Facing Performance issue at application end, after migrating the backups to Azure recovery service vault

 ISSUE DESCRIPTION

Facing Performance issue at application end, after migrating the backups to Azure recovery service vault (RSV) from Azure Blob storage.

 SUMMARY

Once backup process started, we could see severe IO latency. The increased IO activity could be due to all backups starting at the same time at 12:30 and reading from the drive. 

Earlier, when SQL agent-based BACKUP TO URL was running, it would be working with one database backup at a time which might not put high stress on disk, but Azure RSV is designed to take backup of all databases at the same time (For quick backup, to save time) which can invite considerable IO load on the disks. We checked internally and there are no options to change this behavior for Azure RSV.

In Azure blob storage when the backups are running, backup operation is performed serial manner that means server will take the single database backup at a time.

But when it comes to Azure RSV, the database backup operation is performed parallel manner that means it will trigger all the database backups at a time.a

So, when the multiple backups are running parallelly on the server. There will be huge impact on the IO resources due to that application team will face the slowness issue while running the queries or application jobs.

ACTION Needs to be taken from DBA end:

Redirect your backups to secondary replica (even if DB is not set for READ load on secondary, backup will work) which would reduce the IO latency on PRIMARY. If AG is in SYNC COMMIT mode, these intensive backups happening on secondary can add a little overhead to the DML operations on PRIMARY.

https://learn.microsoft.com/en-us/sql/database-engine/availability-groups/windows/configure-backup-on-availability-replicas-sql-server?view=sql-server-ver16

You can check whether your VM is configured as per best practices (especially the Storage and VM sizing) as per the document below

https://learn.microsoft.com/en-us/azure/azure-sql/virtual-machines/windows/performance-guidelines-best-practices-checklist?view=azuresql

You can switch back to BACKUP TO URL method as you were doing earlier to mitigate the situation.

Check the AG configuration best practices.

As you suggested we are looking to check whether the PRIMARY and SECONDARY machines of the AG follow the best practices shown in the document below.


https://learn.microsoft.com/en-us/azure/azure-sql/virtual-machines/windows/performance-guidelines-best-practices-checklist?view=azuresql#vm-size                                                                                                        


You can also to enable resource governor on the database server so that we could assign limited resources throughout to the backup process.


You can refer to the RESOURCE GOVERNOR configuration document in MS site to configure the resource governor related components (Resource pool, Workload group and classifier function)

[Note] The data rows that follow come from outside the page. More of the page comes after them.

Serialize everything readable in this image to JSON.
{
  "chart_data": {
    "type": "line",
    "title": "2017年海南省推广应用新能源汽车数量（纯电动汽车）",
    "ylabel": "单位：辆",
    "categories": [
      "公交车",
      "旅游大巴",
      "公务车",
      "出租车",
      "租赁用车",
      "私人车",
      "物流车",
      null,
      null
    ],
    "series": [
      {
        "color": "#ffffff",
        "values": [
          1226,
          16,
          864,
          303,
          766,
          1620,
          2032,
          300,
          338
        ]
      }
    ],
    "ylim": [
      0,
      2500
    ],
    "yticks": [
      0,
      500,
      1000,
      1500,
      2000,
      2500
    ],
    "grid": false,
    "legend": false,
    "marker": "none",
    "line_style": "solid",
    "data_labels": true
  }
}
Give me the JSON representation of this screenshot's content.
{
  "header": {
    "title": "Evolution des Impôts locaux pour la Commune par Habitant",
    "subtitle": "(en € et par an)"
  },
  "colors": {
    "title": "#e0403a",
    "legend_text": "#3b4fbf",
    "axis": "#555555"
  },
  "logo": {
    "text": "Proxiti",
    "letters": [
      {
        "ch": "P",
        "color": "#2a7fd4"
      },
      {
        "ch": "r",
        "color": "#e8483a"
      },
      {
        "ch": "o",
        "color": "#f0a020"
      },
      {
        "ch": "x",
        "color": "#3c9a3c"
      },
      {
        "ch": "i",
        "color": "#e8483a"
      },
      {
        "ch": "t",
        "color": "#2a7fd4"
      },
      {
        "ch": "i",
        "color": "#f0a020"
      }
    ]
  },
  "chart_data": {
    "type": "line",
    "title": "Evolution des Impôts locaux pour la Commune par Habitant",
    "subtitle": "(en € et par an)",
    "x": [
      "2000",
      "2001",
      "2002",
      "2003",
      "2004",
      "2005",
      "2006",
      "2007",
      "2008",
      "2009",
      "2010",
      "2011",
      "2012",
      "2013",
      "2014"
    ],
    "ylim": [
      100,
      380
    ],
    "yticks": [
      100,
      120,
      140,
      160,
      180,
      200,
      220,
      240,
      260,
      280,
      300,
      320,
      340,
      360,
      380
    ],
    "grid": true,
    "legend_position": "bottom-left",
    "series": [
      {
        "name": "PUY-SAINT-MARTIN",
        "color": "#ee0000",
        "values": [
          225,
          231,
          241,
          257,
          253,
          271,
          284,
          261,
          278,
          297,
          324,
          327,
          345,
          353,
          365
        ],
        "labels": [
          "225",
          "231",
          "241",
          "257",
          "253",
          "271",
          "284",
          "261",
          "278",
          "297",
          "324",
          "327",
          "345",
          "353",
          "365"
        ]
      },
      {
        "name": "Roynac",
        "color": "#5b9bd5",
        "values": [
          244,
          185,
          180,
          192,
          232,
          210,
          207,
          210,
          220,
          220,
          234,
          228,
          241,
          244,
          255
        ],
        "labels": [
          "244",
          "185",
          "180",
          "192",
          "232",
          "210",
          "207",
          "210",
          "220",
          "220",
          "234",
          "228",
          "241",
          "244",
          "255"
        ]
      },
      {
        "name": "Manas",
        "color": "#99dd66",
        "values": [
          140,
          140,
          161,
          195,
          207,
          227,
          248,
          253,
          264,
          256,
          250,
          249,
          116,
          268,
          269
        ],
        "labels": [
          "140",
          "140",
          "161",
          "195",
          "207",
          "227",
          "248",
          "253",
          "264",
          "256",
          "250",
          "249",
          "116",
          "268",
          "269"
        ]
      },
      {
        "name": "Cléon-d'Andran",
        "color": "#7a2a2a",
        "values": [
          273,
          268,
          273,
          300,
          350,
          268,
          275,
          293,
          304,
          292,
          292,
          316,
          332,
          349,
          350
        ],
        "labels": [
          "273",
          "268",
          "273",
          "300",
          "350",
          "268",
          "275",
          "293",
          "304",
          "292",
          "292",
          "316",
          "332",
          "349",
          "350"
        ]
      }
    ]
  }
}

Link - https://learn.microsoft.com/en-us/sql/relational-databases/resource-governor/resource-governor?view=sql-server-ver16

Link - https://learn.microsoft.com/en-us/sql/relational-databases/resource-governor/resource-governor-resource-pool?view=sql-server-ver16#min_iops_per_volume-and-max_iops_per_volume

 In this RESOURCE POOL configuration, you can set the MIN_IOPS_PER_VOLUME & MAX_IOPS_PER_VOLUME setting to restrict the IO. 

**************

CREATE RESOURCE POOL BACKUPPOOL1

WITH (MIN_IOPS_PER_VOLUME = 100, MAX_IOPS_PER_VOLUME = 250);  

GO

ALTER RESOURCE GOVERNOR RECONFIGURE;

GO

************** 

To know the right value for it, during off business hours:

Set it to a value say Min100-Max250, start the backup and check if it shows high amount of PAGEIOLATCH in the waits. 

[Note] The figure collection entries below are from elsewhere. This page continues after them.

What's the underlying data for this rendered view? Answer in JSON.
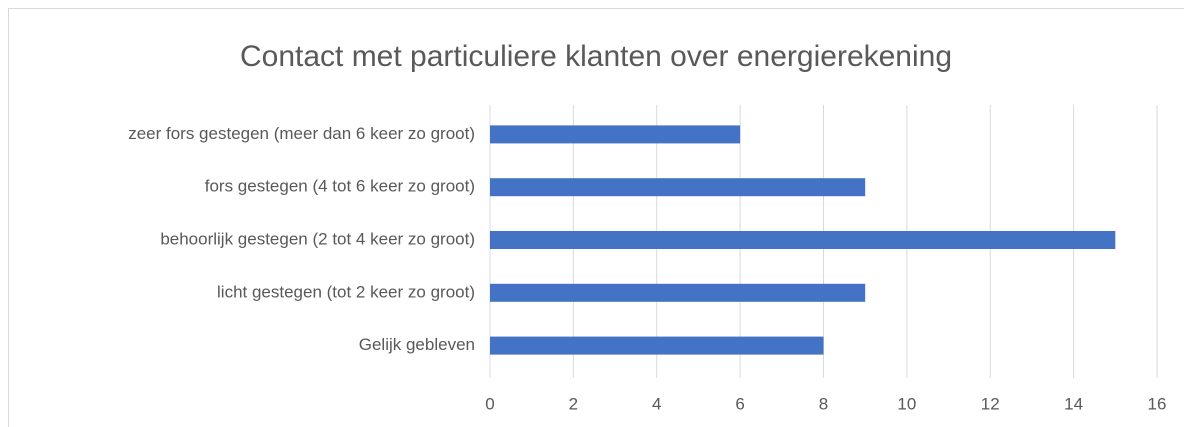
{
  "chart_data": {
    "type": "bar",
    "orientation": "horizontal",
    "title": "Contact met particuliere klanten over energierekening",
    "categories": [
      "zeer fors gestegen (meer dan 6 keer zo groot)",
      "fors gestegen (4 tot 6 keer zo groot)",
      "behoorlijk gestegen (2 tot 4 keer zo groot)",
      "licht gestegen (tot 2 keer zo groot)",
      "Gelijk gebleven"
    ],
    "values": [
      6,
      9,
      15,
      9,
      8
    ],
    "color": "#4472c4",
    "xlim": [
      0,
      16
    ],
    "xticks": [
      0,
      2,
      4,
      6,
      8,
      10,
      12,
      14,
      16
    ],
    "grid": true
  }
}
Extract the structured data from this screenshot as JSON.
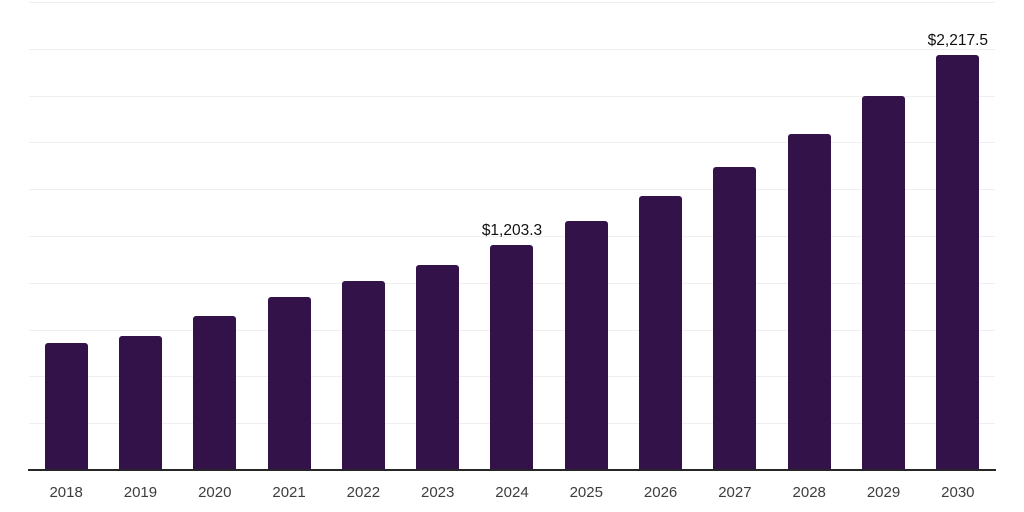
{
  "chart_data": {
    "type": "bar",
    "title": "",
    "xlabel": "",
    "ylabel": "",
    "categories": [
      "2018",
      "2019",
      "2020",
      "2021",
      "2022",
      "2023",
      "2024",
      "2025",
      "2026",
      "2027",
      "2028",
      "2029",
      "2030"
    ],
    "values": [
      678,
      717,
      824,
      924,
      1011,
      1096,
      1203.3,
      1330,
      1465,
      1620,
      1796,
      2000,
      2217.5
    ],
    "data_labels": {
      "2024": "$1,203.3",
      "2030": "$2,217.5"
    },
    "ylim": [
      0,
      2500
    ],
    "grid_step": 250,
    "grid": "horizontal",
    "legend": "none",
    "bar_color": "#331149",
    "gridline_color": "#efefef",
    "axis_color": "#262626",
    "tick_label_color": "#3d3d3d",
    "value_label_color": "#111111",
    "background_color": "#ffffff"
  }
}
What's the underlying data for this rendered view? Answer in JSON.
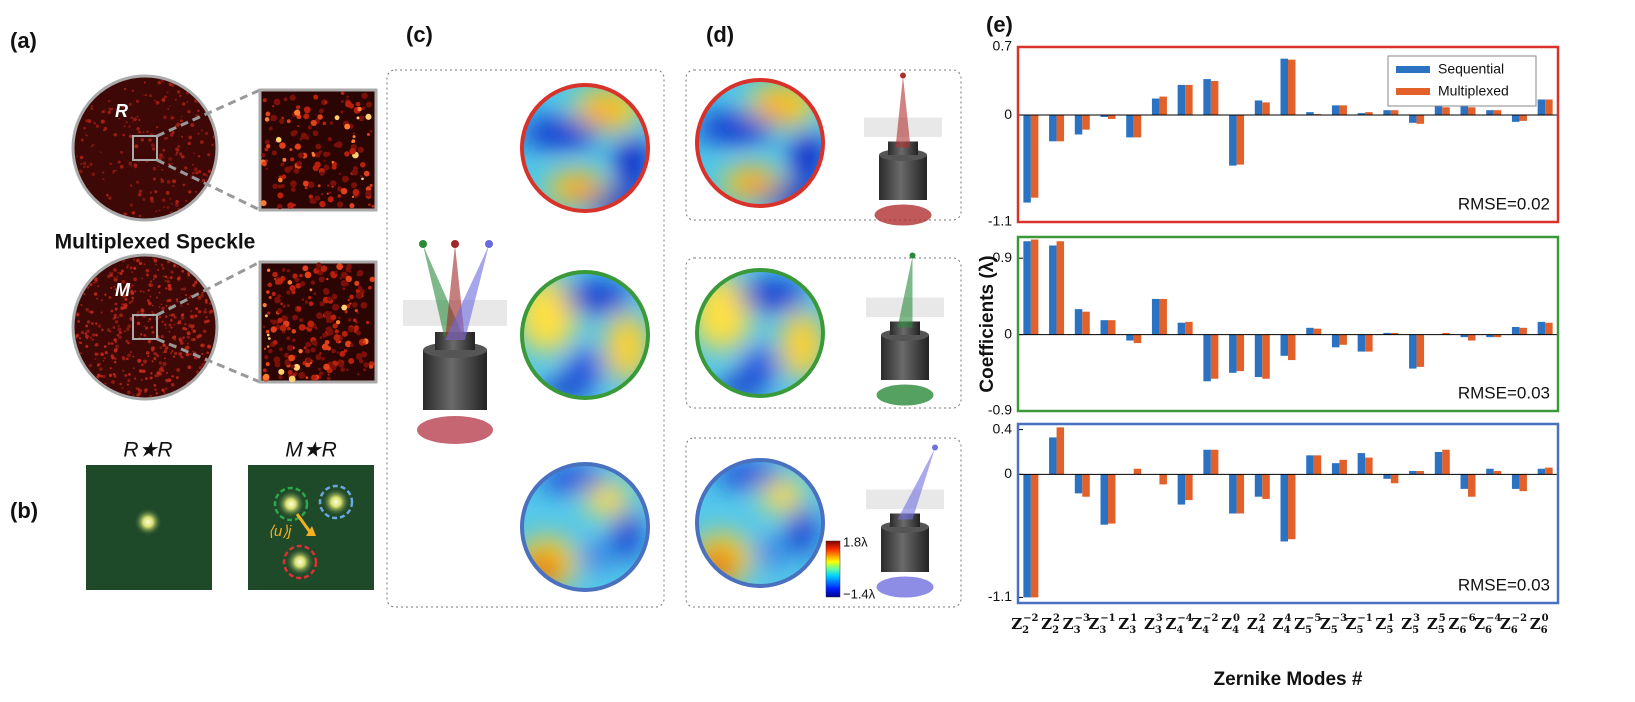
{
  "panels": {
    "a": {
      "label": "(a)",
      "r_label": "R",
      "m_label": "M",
      "caption": "Multiplexed Speckle"
    },
    "b": {
      "label": "(b)",
      "left_title": "R★R",
      "right_title": "M★R",
      "shift_label": "⟨u⟩j"
    },
    "c": {
      "label": "(c)"
    },
    "d": {
      "label": "(d)",
      "colorbar_max": "1.8λ",
      "colorbar_min": "−1.4λ"
    },
    "e": {
      "label": "(e)"
    }
  },
  "chart_data": [
    {
      "type": "bar",
      "ylim": [
        -1.1,
        0.7
      ],
      "yticks": [
        -1.1,
        0,
        0.7
      ],
      "frame_color": "#d8322a",
      "legend": "upper right",
      "annotation": "RMSE=0.02",
      "series": [
        {
          "name": "Sequential",
          "color": "#2b73c2",
          "values": [
            -0.9,
            -0.27,
            -0.2,
            -0.02,
            -0.23,
            0.17,
            0.31,
            0.37,
            -0.52,
            0.15,
            0.58,
            0.03,
            0.1,
            0.02,
            0.05,
            -0.08,
            0.1,
            0.09,
            0.05,
            -0.07,
            0.16
          ]
        },
        {
          "name": "Multiplexed",
          "color": "#e2612b",
          "values": [
            -0.85,
            -0.27,
            -0.15,
            -0.04,
            -0.23,
            0.19,
            0.31,
            0.35,
            -0.51,
            0.13,
            0.57,
            0.01,
            0.1,
            0.03,
            0.05,
            -0.09,
            0.08,
            0.08,
            0.05,
            -0.06,
            0.16
          ]
        }
      ]
    },
    {
      "type": "bar",
      "ylim": [
        -0.9,
        1.15
      ],
      "yticks": [
        -0.9,
        0,
        0.9
      ],
      "frame_color": "#3a9a3a",
      "annotation": "RMSE=0.03",
      "ylabel": "Coefficients (λ)",
      "series": [
        {
          "color": "#2b73c2",
          "values": [
            1.1,
            1.05,
            0.3,
            0.17,
            -0.07,
            0.42,
            0.14,
            -0.55,
            -0.45,
            -0.5,
            -0.25,
            0.08,
            -0.15,
            -0.2,
            0.02,
            -0.4,
            0.0,
            -0.03,
            -0.03,
            0.09,
            0.15
          ]
        },
        {
          "color": "#e2612b",
          "values": [
            1.12,
            1.1,
            0.27,
            0.17,
            -0.1,
            0.42,
            0.15,
            -0.52,
            -0.43,
            -0.52,
            -0.3,
            0.07,
            -0.12,
            -0.2,
            0.02,
            -0.38,
            0.02,
            -0.07,
            -0.03,
            0.08,
            0.14
          ]
        }
      ]
    },
    {
      "type": "bar",
      "ylim": [
        -1.15,
        0.45
      ],
      "yticks": [
        -1.1,
        0,
        0.4
      ],
      "frame_color": "#4a70c0",
      "annotation": "RMSE=0.03",
      "xlabel": "Zernike Modes #",
      "categories": [
        {
          "base": "Z",
          "sub": "2",
          "sup": "−2"
        },
        {
          "base": "Z",
          "sub": "2",
          "sup": "2"
        },
        {
          "base": "Z",
          "sub": "3",
          "sup": "−3"
        },
        {
          "base": "Z",
          "sub": "3",
          "sup": "−1"
        },
        {
          "base": "Z",
          "sub": "3",
          "sup": "1"
        },
        {
          "base": "Z",
          "sub": "3",
          "sup": "3"
        },
        {
          "base": "Z",
          "sub": "4",
          "sup": "−4"
        },
        {
          "base": "Z",
          "sub": "4",
          "sup": "−2"
        },
        {
          "base": "Z",
          "sub": "4",
          "sup": "0"
        },
        {
          "base": "Z",
          "sub": "4",
          "sup": "2"
        },
        {
          "base": "Z",
          "sub": "4",
          "sup": "4"
        },
        {
          "base": "Z",
          "sub": "5",
          "sup": "−5"
        },
        {
          "base": "Z",
          "sub": "5",
          "sup": "−3"
        },
        {
          "base": "Z",
          "sub": "5",
          "sup": "−1"
        },
        {
          "base": "Z",
          "sub": "5",
          "sup": "1"
        },
        {
          "base": "Z",
          "sub": "5",
          "sup": "3"
        },
        {
          "base": "Z",
          "sub": "5",
          "sup": "5"
        },
        {
          "base": "Z",
          "sub": "6",
          "sup": "−6"
        },
        {
          "base": "Z",
          "sub": "6",
          "sup": "−4"
        },
        {
          "base": "Z",
          "sub": "6",
          "sup": "−2"
        },
        {
          "base": "Z",
          "sub": "6",
          "sup": "0"
        }
      ],
      "series": [
        {
          "color": "#2b73c2",
          "values": [
            -1.1,
            0.33,
            -0.17,
            -0.45,
            0.0,
            0.0,
            -0.27,
            0.22,
            -0.35,
            -0.2,
            -0.6,
            0.17,
            0.1,
            0.19,
            -0.04,
            0.03,
            0.2,
            -0.13,
            0.05,
            -0.13,
            0.05
          ]
        },
        {
          "color": "#e2612b",
          "values": [
            -1.1,
            0.42,
            -0.2,
            -0.44,
            0.05,
            -0.09,
            -0.23,
            0.22,
            -0.35,
            -0.22,
            -0.58,
            0.17,
            0.13,
            0.15,
            -0.08,
            0.03,
            0.22,
            -0.2,
            0.03,
            -0.15,
            0.06
          ]
        }
      ]
    }
  ]
}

If yes, reconfigure RESOURCE POOL to set only the MAX value… Mention the MIN value as 80 and MAX value as 100 and retry. Repeat the same operation until you do not see much PAGEIOLATCH waits.

If No, then you can use this setting for backups and increase the MAX little by little to reduce the time of backups until you start witnessing PAGEIOLATCH waits.

 


Comments

Popular posts from this blog

SQL Server DBA scripts for day-to-day tasks

SQL Server Dynamic management views (DMV's)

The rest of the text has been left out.